Material not included in this package:
The videos and the visual features need to be downloaded separately. We provide a short description of the files and 
their URLs below.

----------------------------------------------------------------------------------------------------------------------------

Videos 

All videos contained in the corpus are *.avi files.

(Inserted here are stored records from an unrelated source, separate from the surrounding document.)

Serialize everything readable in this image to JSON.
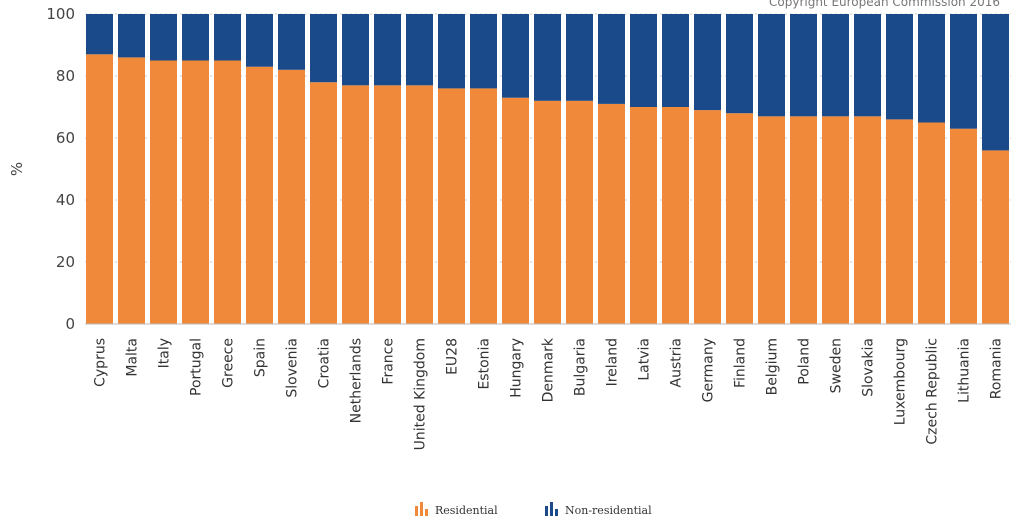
{
  "copyright": "Copyright European Commission 2016",
  "chart_data": {
    "type": "bar",
    "stacked": true,
    "ylabel": "%",
    "ylim": [
      0,
      100
    ],
    "yticks": [
      0,
      20,
      40,
      60,
      80,
      100
    ],
    "grid": true,
    "legend_position": "bottom",
    "categories": [
      "Cyprus",
      "Malta",
      "Italy",
      "Portugal",
      "Greece",
      "Spain",
      "Slovenia",
      "Croatia",
      "Netherlands",
      "France",
      "United Kingdom",
      "EU28",
      "Estonia",
      "Hungary",
      "Denmark",
      "Bulgaria",
      "Ireland",
      "Latvia",
      "Austria",
      "Germany",
      "Finland",
      "Belgium",
      "Poland",
      "Sweden",
      "Slovakia",
      "Luxembourg",
      "Czech Republic",
      "Lithuania",
      "Romania"
    ],
    "series": [
      {
        "name": "Residential",
        "color": "#f08a3a",
        "values": [
          87,
          86,
          85,
          85,
          85,
          83,
          82,
          78,
          77,
          77,
          77,
          76,
          76,
          73,
          72,
          72,
          71,
          70,
          70,
          69,
          68,
          67,
          67,
          67,
          67,
          66,
          65,
          63,
          56
        ]
      },
      {
        "name": "Non-residential",
        "color": "#1a4a8a",
        "values": [
          13,
          14,
          15,
          15,
          15,
          17,
          18,
          22,
          23,
          23,
          23,
          24,
          24,
          27,
          28,
          28,
          29,
          30,
          30,
          31,
          32,
          33,
          33,
          33,
          33,
          34,
          35,
          37,
          44
        ]
      }
    ]
  }
}
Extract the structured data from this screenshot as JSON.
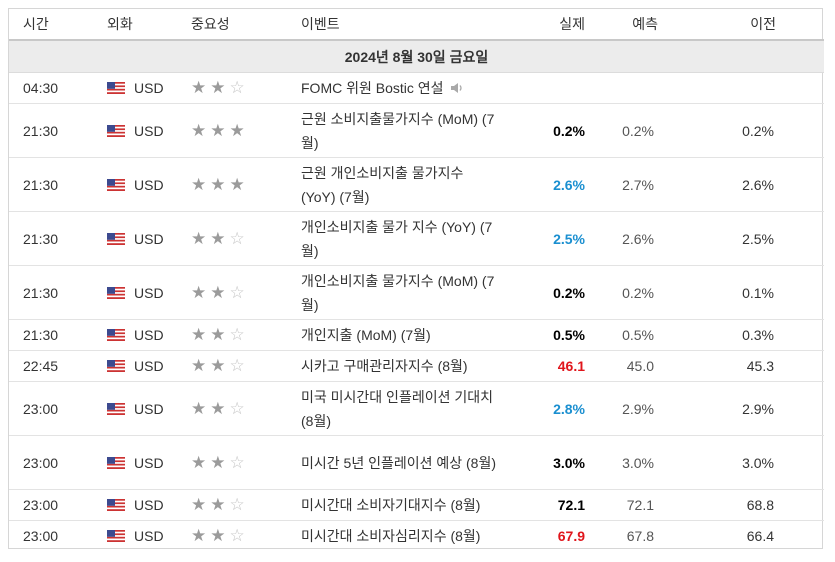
{
  "headers": {
    "time": "시간",
    "currency": "외화",
    "importance": "중요성",
    "event": "이벤트",
    "actual": "실제",
    "forecast": "예측",
    "previous": "이전"
  },
  "date_label": "2024년 8월 30일 금요일",
  "colors": {
    "better": "#1a8fd0",
    "worse": "#e0151b",
    "neutral": "#000000"
  },
  "rows": [
    {
      "time": "04:30",
      "currency": "USD",
      "stars": 2,
      "event": "FOMC 위원 Bostic 연설",
      "actual": "",
      "actual_color": "black",
      "forecast": "",
      "previous": "",
      "speech": true
    },
    {
      "time": "21:30",
      "currency": "USD",
      "stars": 3,
      "event": "근원 소비지출물가지수 (MoM) (7월)",
      "actual": "0.2%",
      "actual_color": "black",
      "forecast": "0.2%",
      "previous": "0.2%"
    },
    {
      "time": "21:30",
      "currency": "USD",
      "stars": 3,
      "event": "근원 개인소비지출 물가지수 (YoY) (7월)",
      "actual": "2.6%",
      "actual_color": "blue",
      "forecast": "2.7%",
      "previous": "2.6%"
    },
    {
      "time": "21:30",
      "currency": "USD",
      "stars": 2,
      "event": "개인소비지출 물가 지수 (YoY) (7월)",
      "actual": "2.5%",
      "actual_color": "blue",
      "forecast": "2.6%",
      "previous": "2.5%"
    },
    {
      "time": "21:30",
      "currency": "USD",
      "stars": 2,
      "event": "개인소비지출 물가지수 (MoM) (7월)",
      "actual": "0.2%",
      "actual_color": "black",
      "forecast": "0.2%",
      "previous": "0.1%"
    },
    {
      "time": "21:30",
      "currency": "USD",
      "stars": 2,
      "event": "개인지출 (MoM) (7월)",
      "actual": "0.5%",
      "actual_color": "black",
      "forecast": "0.5%",
      "previous": "0.3%"
    },
    {
      "time": "22:45",
      "currency": "USD",
      "stars": 2,
      "event": "시카고 구매관리자지수 (8월)",
      "actual": "46.1",
      "actual_color": "red",
      "forecast": "45.0",
      "previous": "45.3"
    },
    {
      "time": "23:00",
      "currency": "USD",
      "stars": 2,
      "event": "미국 미시간대 인플레이션 기대치 (8월)",
      "actual": "2.8%",
      "actual_color": "blue",
      "forecast": "2.9%",
      "previous": "2.9%"
    },
    {
      "time": "23:00",
      "currency": "USD",
      "stars": 2,
      "event": "미시간 5년 인플레이션 예상 (8월)",
      "actual": "3.0%",
      "actual_color": "black",
      "forecast": "3.0%",
      "previous": "3.0%"
    },
    {
      "time": "23:00",
      "currency": "USD",
      "stars": 2,
      "event": "미시간대 소비자기대지수 (8월)",
      "actual": "72.1",
      "actual_color": "black",
      "forecast": "72.1",
      "previous": "68.8"
    },
    {
      "time": "23:00",
      "currency": "USD",
      "stars": 2,
      "event": "미시간대 소비자심리지수 (8월)",
      "actual": "67.9",
      "actual_color": "red",
      "forecast": "67.8",
      "previous": "66.4"
    }
  ]
}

Individual frames as JPEG-images are also available as part of 
the MPII Composite corpus.

The 127 videos are retrievable from http://datasets.d2.mpi-inf.mpg.de/tacos/videos.zip  (11 GB). 
The video names follow the pattern s[xx]-d[yy].avi, with "xx" and "yy" being
two-digit numbers, where "yy" is the associated kitchen task and "xx" is the id of the person/subject 
(cf. the descriptions for task-video-index.tsv)

----------------------------------------------------------------------------------------------------------------------------

Visual features (not included in this package)

All are stored in Matlab matrixes.
They are extracted features on the video segments as defined in asim.tsv.
The complete set of features for all videos is contained in the MPII Composites corpus, available from
http://www.d2.mpi-inf.mpg.de/mpii-composites 

http://datasets.d2.mpi-inf.mpg.de/tacos/videoFeatMat.mat  (41 MB)
size 16000x1800: featureSize x video-segments
The features described as "Visual raw features" in the paper.

http://datasets.d2.mpi-inf.mpg.de/tacos/attributeFeatMat.mat  (<1 MB)
size 218x1800: featureSize x videoSegments
The classifier output as feature matrix, described under "Visual classifiers".

The video-segments correspond to the segments defined in asim.tsv. The segments are ordered: The first
900 are the segments for sentence-1 (from pair 1-900), and the second 900 are the segments for sentence-2 (from pair 1-900).